Maresca, yang dikenal dengan gaya kepelatihannya yang inovatif, berhasil membuktikan bahwa ia bukan sekadar pelatih biasa. Keputusannya untuk mengubah peran Guéhi di lapangan, yang mungkin dianggap berisiko oleh sebagian pengamat, justru menjadi kunci keberhasilan timnya meraih poin penuh. “Dia adalah bek tengah, tapi kami tahu dia punya kualitas untuk bermain di posisi yang lebih maju,” ujar seorang sumber dekat tim kepada media. “Dia memiliki visi yang luar biasa dan kemampuan untuk membaca permainan.”

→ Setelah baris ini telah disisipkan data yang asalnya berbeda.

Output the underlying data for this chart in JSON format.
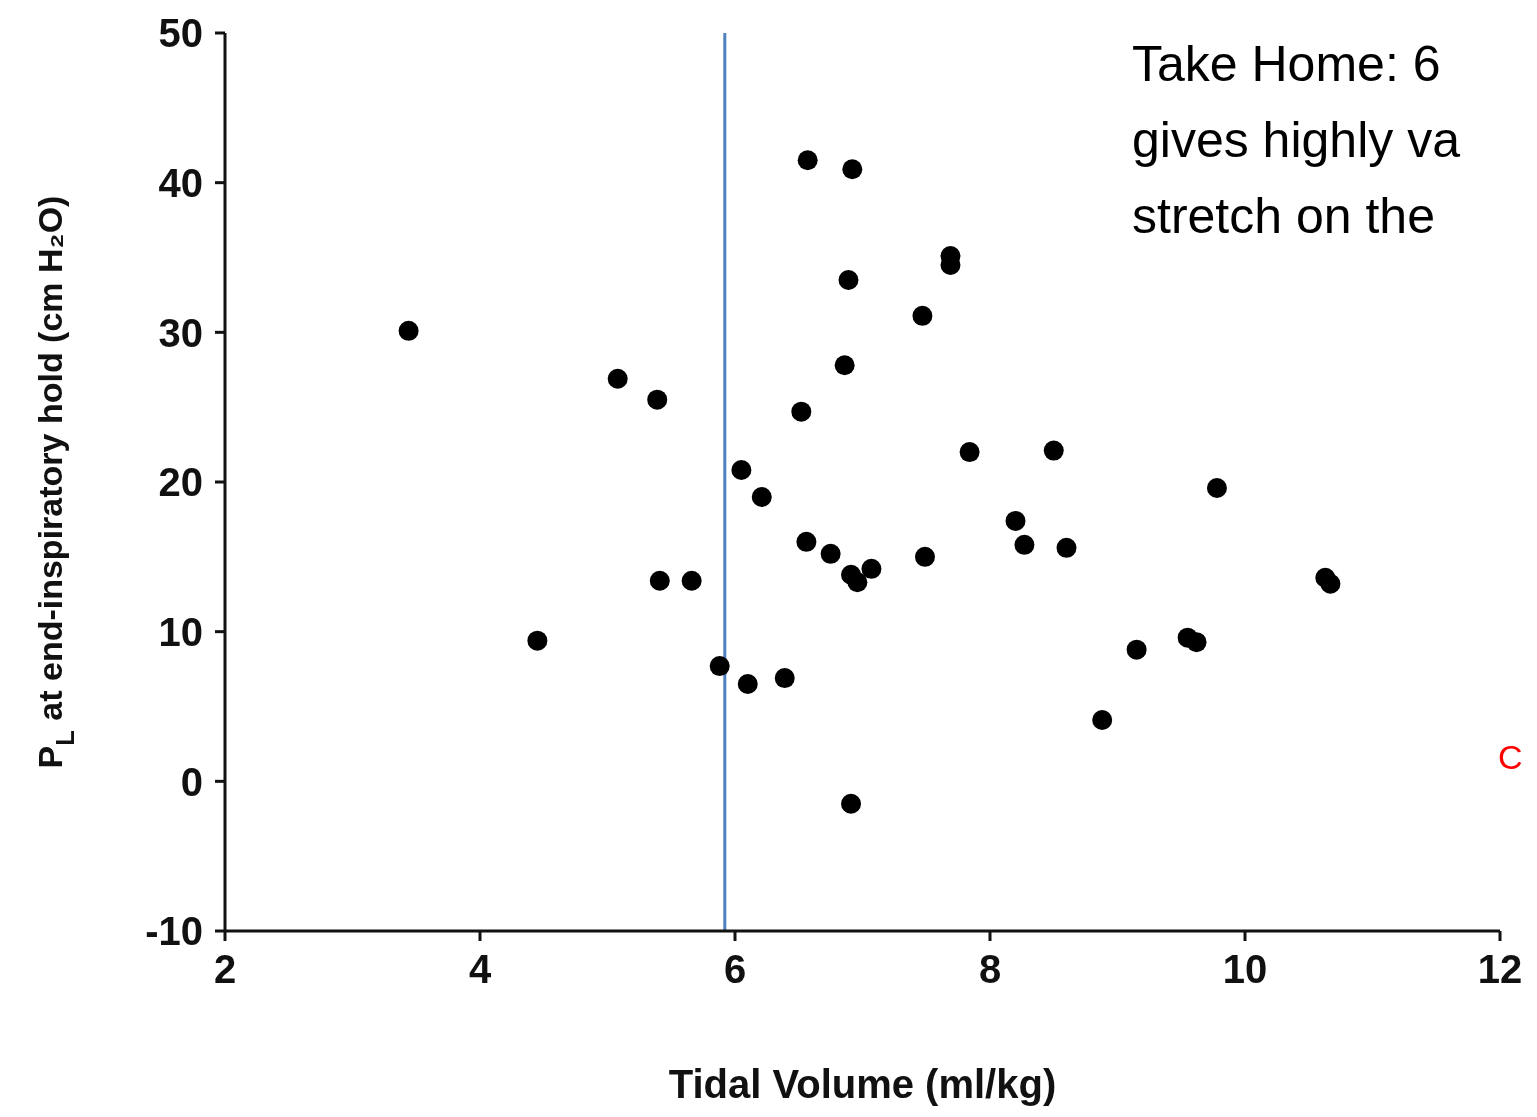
{
  "chart_data": {
    "type": "scatter",
    "xlabel": "Tidal Volume (ml/kg)",
    "ylabel": "P$_{L}$ at end-inspiratory hold (cm H₂O)",
    "xlim": [
      2,
      12
    ],
    "xticks": [
      2,
      4,
      6,
      8,
      10,
      12
    ],
    "ylim": [
      -10,
      50
    ],
    "yticks": [
      -10,
      0,
      10,
      20,
      30,
      40,
      50
    ],
    "grid": false,
    "legend": false,
    "marker": "circle",
    "series": [
      {
        "color": "#000000",
        "x": [
          3.44,
          4.45,
          5.08,
          5.39,
          5.41,
          5.66,
          5.88,
          6.05,
          6.1,
          6.21,
          6.39,
          6.52,
          6.56,
          6.57,
          6.75,
          6.86,
          6.89,
          6.92,
          6.91,
          6.91,
          6.96,
          7.07,
          7.47,
          7.49,
          7.69,
          7.69,
          7.84,
          8.2,
          8.27,
          8.5,
          8.6,
          8.88,
          9.15,
          9.55,
          9.62,
          9.78,
          10.63,
          10.67
        ],
        "values": [
          30.1,
          9.4,
          26.9,
          25.5,
          13.4,
          13.4,
          7.7,
          20.8,
          6.5,
          19,
          6.9,
          24.7,
          16,
          41.5,
          15.2,
          27.8,
          33.5,
          40.9,
          -1.5,
          13.8,
          13.3,
          14.2,
          31.1,
          15,
          35.1,
          34.5,
          22,
          17.4,
          15.8,
          22.1,
          15.6,
          4.1,
          8.8,
          9.6,
          9.3,
          19.6,
          13.6,
          13.2
        ]
      }
    ],
    "ref_lines": [
      {
        "axis": "x",
        "value": 5.92,
        "color": "#4f81bd"
      }
    ],
    "annotations": [
      "Take Home: 6\ngives highly va\nstretch on the",
      "C"
    ]
  }
}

Kemenangan ini menjadi modal berharga bagi Manchester City di awal musim Liga Primer. Taktik brilian Enzo Maresca dan adaptasi luar biasa dari Marc Guéhi menjadi bukti bahwa tim ini siap bersaing di papan atas. Laga debut yang penuh kejutan ini tentu akan menjadi bahan analisis menarik bagi para pecinta sepak bola dan pakar taktik.